Co-secrétaire générale du premier syndicat de l’intersyndicale des lycées professionnels, le Snuep Fsu, Sigrid Gérardin souligne la victoire des professeurs de lycée professionnel sur la durée des stages. Elle réagit aux annonces de Carole Grandjean.
La ministre recule sur l’allongement des périodes de stage en entreprise. C’est une victoire pour l’intersyndicale ? Oui c’est une réelle victoire de l’intersyndicale et de la mobilisation massive et dans la durée des PLP. C’était la mesure phare du projet et on a réussi à faire renoncer à cette mesure.
La ministre avance l’idée de moduler le parcours du bac professionnel avec une année post diplôme. Qu’en pensez vous ?
C’est une vieille idée des classes passerelles avancée par E Philippe qui a été un échec cuisant. C Grandjean devrait consulter la Dgesco sur ce point. Ces formations bac+1 étaient ni financées ni sérieuses. Elles n’avaient pas de contenu de formation et pas de contrainte qui auraient pu permettre aux élèves un accès en BTS. On sait que la Dgesco souhaite reproduire des parcours en 4 ans avec des mentions complémentaires. Si on a vraiment une ambition pour les jeunes des LP il faut élever leur niveau de qualification. Et ce n’est pas un bac+1 qui va y réussir. Il faut d’ailleurs aussi plus de places en BTS.
C Grandjean annonce la maintien des moyens d’enseignement à la rentrée et de nouveaux moyens grâce à France 2030. C’est positif ?
On est dans le cadre d’une pénurie d’enseignants avec 480 postes supprimés dans le 2d degré en 2023. Donc on ne va pas applaudir quand elle n’annonce pas de postes supplémentaires. On a besoin pour les lycées professionnels d’un véritable plan de pré recrutement qui redonne de l’attractivité au métier car les professeurs de lycée professionnel (PLP) cumulent les difficultés notamment à cause de l’organisation pédagogique desLP. En ce qui concerne les nouveaux moyens, on attend des confirmations officielles. La gratification annoncée pour les élèves est pleinement justifiée par le coût du lycée professionnel pour les familles.
Trouvez vous des points inquiétants dans les annonces de C Grandjean ?
Oui. D’abord la lubie de vouloir renforcer le monde économique dans les LP. Cela participe d’une idéologie qui discrédite le travail des enseignants.
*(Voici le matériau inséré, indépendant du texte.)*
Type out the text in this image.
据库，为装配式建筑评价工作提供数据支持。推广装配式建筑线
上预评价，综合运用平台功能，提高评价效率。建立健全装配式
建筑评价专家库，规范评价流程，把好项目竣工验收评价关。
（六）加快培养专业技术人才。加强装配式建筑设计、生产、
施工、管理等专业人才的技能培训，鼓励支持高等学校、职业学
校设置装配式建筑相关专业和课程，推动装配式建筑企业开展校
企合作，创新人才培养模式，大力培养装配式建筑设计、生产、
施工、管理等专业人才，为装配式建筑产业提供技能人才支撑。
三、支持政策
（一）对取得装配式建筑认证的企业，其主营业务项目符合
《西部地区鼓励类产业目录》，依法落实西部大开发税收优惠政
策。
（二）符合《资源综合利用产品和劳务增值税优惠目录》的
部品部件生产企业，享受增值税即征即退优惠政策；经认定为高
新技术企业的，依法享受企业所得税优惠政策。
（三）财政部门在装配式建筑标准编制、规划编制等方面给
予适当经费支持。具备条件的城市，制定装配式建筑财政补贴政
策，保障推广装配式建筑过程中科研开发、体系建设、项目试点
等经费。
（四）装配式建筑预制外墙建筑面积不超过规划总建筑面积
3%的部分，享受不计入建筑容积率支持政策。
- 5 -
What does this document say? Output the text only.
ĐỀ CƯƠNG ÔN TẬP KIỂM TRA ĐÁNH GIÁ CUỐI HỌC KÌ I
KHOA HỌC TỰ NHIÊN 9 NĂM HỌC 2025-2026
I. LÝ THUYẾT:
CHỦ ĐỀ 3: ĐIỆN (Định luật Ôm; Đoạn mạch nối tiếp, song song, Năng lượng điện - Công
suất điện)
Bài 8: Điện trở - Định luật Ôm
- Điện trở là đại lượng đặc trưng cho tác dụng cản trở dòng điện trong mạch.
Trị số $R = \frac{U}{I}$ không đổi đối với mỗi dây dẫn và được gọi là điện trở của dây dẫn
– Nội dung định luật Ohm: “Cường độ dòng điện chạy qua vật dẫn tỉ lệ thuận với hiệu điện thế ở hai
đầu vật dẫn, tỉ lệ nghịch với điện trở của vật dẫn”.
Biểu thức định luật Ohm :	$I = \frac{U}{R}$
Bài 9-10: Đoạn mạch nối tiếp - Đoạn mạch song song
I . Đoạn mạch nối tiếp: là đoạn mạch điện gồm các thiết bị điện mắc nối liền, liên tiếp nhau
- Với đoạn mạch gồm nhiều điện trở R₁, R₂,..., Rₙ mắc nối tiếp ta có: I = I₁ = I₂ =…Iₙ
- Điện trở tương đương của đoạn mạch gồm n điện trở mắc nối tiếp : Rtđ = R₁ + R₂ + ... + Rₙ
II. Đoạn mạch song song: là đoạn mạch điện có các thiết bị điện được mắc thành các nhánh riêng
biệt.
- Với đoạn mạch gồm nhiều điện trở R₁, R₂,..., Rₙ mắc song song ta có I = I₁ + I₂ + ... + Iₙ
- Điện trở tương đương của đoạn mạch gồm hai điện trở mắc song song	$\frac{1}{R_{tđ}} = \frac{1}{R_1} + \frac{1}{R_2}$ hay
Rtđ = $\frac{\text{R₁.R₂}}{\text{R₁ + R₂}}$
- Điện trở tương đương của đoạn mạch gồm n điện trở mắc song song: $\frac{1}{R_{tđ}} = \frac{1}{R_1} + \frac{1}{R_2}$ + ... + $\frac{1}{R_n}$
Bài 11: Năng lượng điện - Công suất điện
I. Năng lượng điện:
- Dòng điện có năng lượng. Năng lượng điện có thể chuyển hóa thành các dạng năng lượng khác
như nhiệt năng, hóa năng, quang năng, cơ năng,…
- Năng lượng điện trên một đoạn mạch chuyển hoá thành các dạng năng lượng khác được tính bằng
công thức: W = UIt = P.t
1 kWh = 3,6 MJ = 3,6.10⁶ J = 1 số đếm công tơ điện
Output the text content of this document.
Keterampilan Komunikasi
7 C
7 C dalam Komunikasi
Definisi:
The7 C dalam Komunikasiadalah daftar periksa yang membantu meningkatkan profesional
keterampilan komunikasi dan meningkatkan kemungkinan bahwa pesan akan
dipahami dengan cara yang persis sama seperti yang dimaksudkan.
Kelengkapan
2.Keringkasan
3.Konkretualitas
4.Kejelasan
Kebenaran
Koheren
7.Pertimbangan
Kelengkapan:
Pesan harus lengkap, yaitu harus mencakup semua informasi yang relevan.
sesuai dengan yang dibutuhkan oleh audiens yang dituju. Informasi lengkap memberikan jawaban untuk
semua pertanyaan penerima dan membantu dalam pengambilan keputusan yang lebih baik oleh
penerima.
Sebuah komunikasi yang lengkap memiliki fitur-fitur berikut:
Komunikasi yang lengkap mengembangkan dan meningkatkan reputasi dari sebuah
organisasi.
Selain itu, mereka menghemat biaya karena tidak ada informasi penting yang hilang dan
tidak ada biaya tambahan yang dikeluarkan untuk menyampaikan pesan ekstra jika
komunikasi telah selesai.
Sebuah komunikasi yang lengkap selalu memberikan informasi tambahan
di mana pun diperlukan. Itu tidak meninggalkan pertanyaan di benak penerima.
La ministre ne regarde pas de quoi ont besoin les PLP. On ne voit pas de mesures pour aider à trouver des stages, sécuriser les lieux de stage, éviter les stages bidons, faire face au racisme , au sexisme ou aux stages dangereux. La proposition d’un label délivré aux entreprises par le slycées montre sa méconnaissance de la voie professionnelle.
Mais la mesure qui me heurte le plus c’est la possibilité de s’affranchir de l’année scolaire pour permettre un cursus modulaire avec une évaluation par blocs de compétences. Sur quoi on se base pour vouloirs faire des lycéens pros des lycéens à part qui ne passeraient pas , par exemple, leurs vacances en même temps que les autres ? Pour nous c’est une ligne rouge. Une autre ligne rouge c’est la validation des diplômes par blocs de compétences. Il est hors de question de les scinder en blocs pour que les élèves arrivent sur le marché du travail sans diplôme. Le diplôme est un instrument de négociation avec les employeurs. Il est important pour les élèves d’être diplômé pour leur avenir professionnel et leur salaire.
Il est toujours question de réformer la carte des formations à l’horizon 2024. Est -ce une bonne chose?
Il est trop tard pour les modifier pour la rentrée 2023 puisque cela impacte lesDHG. On alerte sur la volonté d’instrumentaliser les parcours des jeunes pour répondre aux besoins de main d’oeuvre de certains secteurs. C’est aux entreprises de prendre leurs responsabilités et d’offrir des conditions de travail attirantes.
La mixité des parcours reste au programme mais avec un accompagnement administratif. C’est une bonne chose ?
C Grandjean devrait consulter l’étude de la Dares sur l’apprentissage. Elle verrait que, par exemple, en bac pro vente commerce il y a 48% de décrochage en apprentissage. Elle devrait prendre des mesures pour arrêter ce massacre et sécuriser les parcours des apprentis avant de désorganiser les LP. En réalité le lycée professionnel est plus efficace et moins couteux que l’apprentissage. Enfin nous revendiquons la scolarité obligatoire jusqu’à 18 ans. C’est le cas pour les lycéens technologiques et généraux. Pour les familles de milieu populaire c’est l’apprentissage ou le lycée professionnel. La ministre devrait renforcer le CAP où les élèves quittent l’enseignement si jeunes.